Она подхватилась и умчалась в другую комнату. Через несколько мгновений появилась вновь, уже в телогрейке и с чугунком в руках.
— Сейчас мы тебе поможем… Сможешь сидеть?
— Должен…
Неожиданно сильные руки легко приподняли могучий торс лётчика и подоткнули под спину целую кучу подушек. Сразу стало легче. Затем ко рту поднесли ложку с ещё дымящейся едой. Владимир запротестовал:
— Зачем вы, я сам… Не так уж я и плох…
— Сам, так сам. Я помочь хотела…
Хозяйка положила чугунок ему на колени и сделала движенье, чтобы встать со стула, но Владимир успел ухватить её за руку.
— Чего?
— Вы не обижайтесь. Просто я подумал, что вы весь день по хозяйству, да ещё я вам на голову свалился. Вот и хотел, чтобы вы отдохнули…
Насторожённое выражение исчезло с её лица, она вздохнула и присела обратно на стул.

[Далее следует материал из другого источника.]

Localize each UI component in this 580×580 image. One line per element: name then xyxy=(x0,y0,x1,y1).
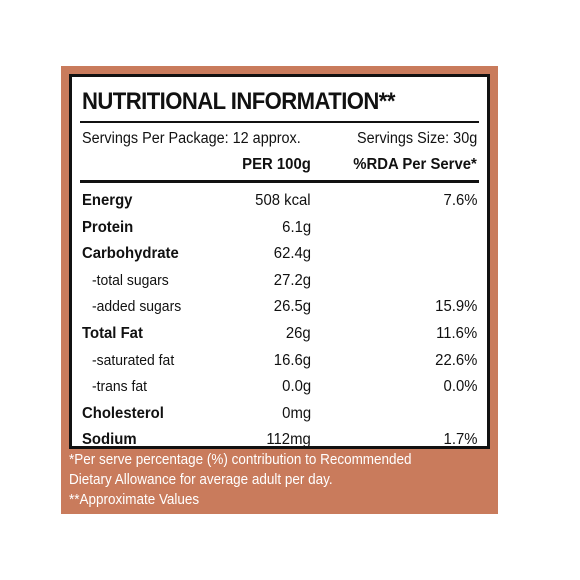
nutrition-title: NUTRITIONAL INFORMATION** xyxy=(82,88,395,115)
nutrient-rda: 11.6% xyxy=(435,324,477,342)
header-divider xyxy=(80,180,479,183)
nutrient-per100: 26.5g xyxy=(273,298,311,316)
serving-size: Servings Size: 30g xyxy=(356,130,477,147)
nutrient-row-sodium: Sodium 112mg 1.7% xyxy=(82,426,477,453)
nutrient-per100: 62.4g xyxy=(273,245,311,263)
nutrient-row-protein: Protein 6.1g xyxy=(82,214,477,241)
nutrient-name: Energy xyxy=(82,192,133,209)
column-headers: PER 100g %RDA Per Serve* xyxy=(82,156,477,178)
nutrient-per100: 27.2g xyxy=(273,271,311,289)
nutrient-name: -total sugars xyxy=(92,271,169,289)
column-header-per100: PER 100g xyxy=(242,156,311,173)
servings-info: Servings Per Package: 12 approx. Serving… xyxy=(82,130,477,150)
footnote-rda-line1: *Per serve percentage (%) contribution t… xyxy=(69,452,412,468)
nutrient-per100: 6.1g xyxy=(282,218,311,236)
nutrient-rows: Energy 508 kcal 7.6% Protein 6.1g Carboh… xyxy=(82,187,477,453)
footnote: *Per serve percentage (%) contribution t… xyxy=(69,450,494,510)
nutrient-row-total-fat: Total Fat 26g 11.6% xyxy=(82,320,477,347)
nutrient-per100: 0mg xyxy=(282,404,311,422)
nutrient-row-saturated-fat: -saturated fat 16.6g 22.6% xyxy=(82,347,477,374)
nutrient-per100: 0.0g xyxy=(282,378,311,396)
nutrient-per100: 26g xyxy=(286,324,311,342)
nutrition-table-card: NUTRITIONAL INFORMATION** Servings Per P… xyxy=(69,74,490,449)
nutrient-name: Carbohydrate xyxy=(82,245,179,263)
nutrient-per100: 112mg xyxy=(266,431,311,449)
nutrient-name: -saturated fat xyxy=(92,351,175,369)
nutrient-name: -trans fat xyxy=(92,378,148,396)
footnote-approx: **Approximate Values xyxy=(69,492,200,508)
nutrient-row-total-sugars: -total sugars 27.2g xyxy=(82,267,477,294)
nutrient-rda: 7.6% xyxy=(443,192,477,209)
nutrient-row-carbohydrate: Carbohydrate 62.4g xyxy=(82,240,477,267)
label-panel: NUTRITIONAL INFORMATION** Servings Per P… xyxy=(61,66,498,514)
nutrient-per100: 16.6g xyxy=(273,351,311,369)
footnote-rda-line2: Dietary Allowance for average adult per … xyxy=(69,472,333,488)
nutrient-rda: 15.9% xyxy=(434,298,477,316)
nutrient-row-cholesterol: Cholesterol 0mg xyxy=(82,400,477,427)
nutrient-name: Total Fat xyxy=(82,324,143,342)
nutrient-name: Cholesterol xyxy=(82,404,164,422)
title-divider xyxy=(80,121,479,123)
nutrient-row-energy: Energy 508 kcal 7.6% xyxy=(82,187,477,214)
nutrient-name: -added sugars xyxy=(92,298,182,316)
nutrient-name: Sodium xyxy=(82,431,137,449)
nutrient-rda: 0.0% xyxy=(443,378,477,396)
nutrient-rda: 1.7% xyxy=(443,431,477,449)
servings-per-package: Servings Per Package: 12 approx. xyxy=(82,130,301,147)
nutrient-row-added-sugars: -added sugars 26.5g 15.9% xyxy=(82,293,477,320)
nutrient-rda: 22.6% xyxy=(434,351,477,369)
nutrient-name: Protein xyxy=(82,218,134,236)
column-header-rda: %RDA Per Serve* xyxy=(353,156,477,173)
nutrient-row-trans-fat: -trans fat 0.0g 0.0% xyxy=(82,373,477,400)
nutrient-per100: 508 kcal xyxy=(255,192,311,209)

— Ладно. Ты ижь давай. Тебе надо сил набраться. А поутру дед Василь прийде. Побачит тебе. Да и ногу на мэсто поставит…
— А кто это, дед Василь?
— Та знахарь наш. Дохтура в нас немае, вбили нэмци, вот диду и лечит, коли може… Вин правильный. Не выдаст… Ладно. Поижь — поставь казанок у койци. Ось тоби поганое ведро, нужду справишь та крышкой прикрой, шоб не воняло. Споняв?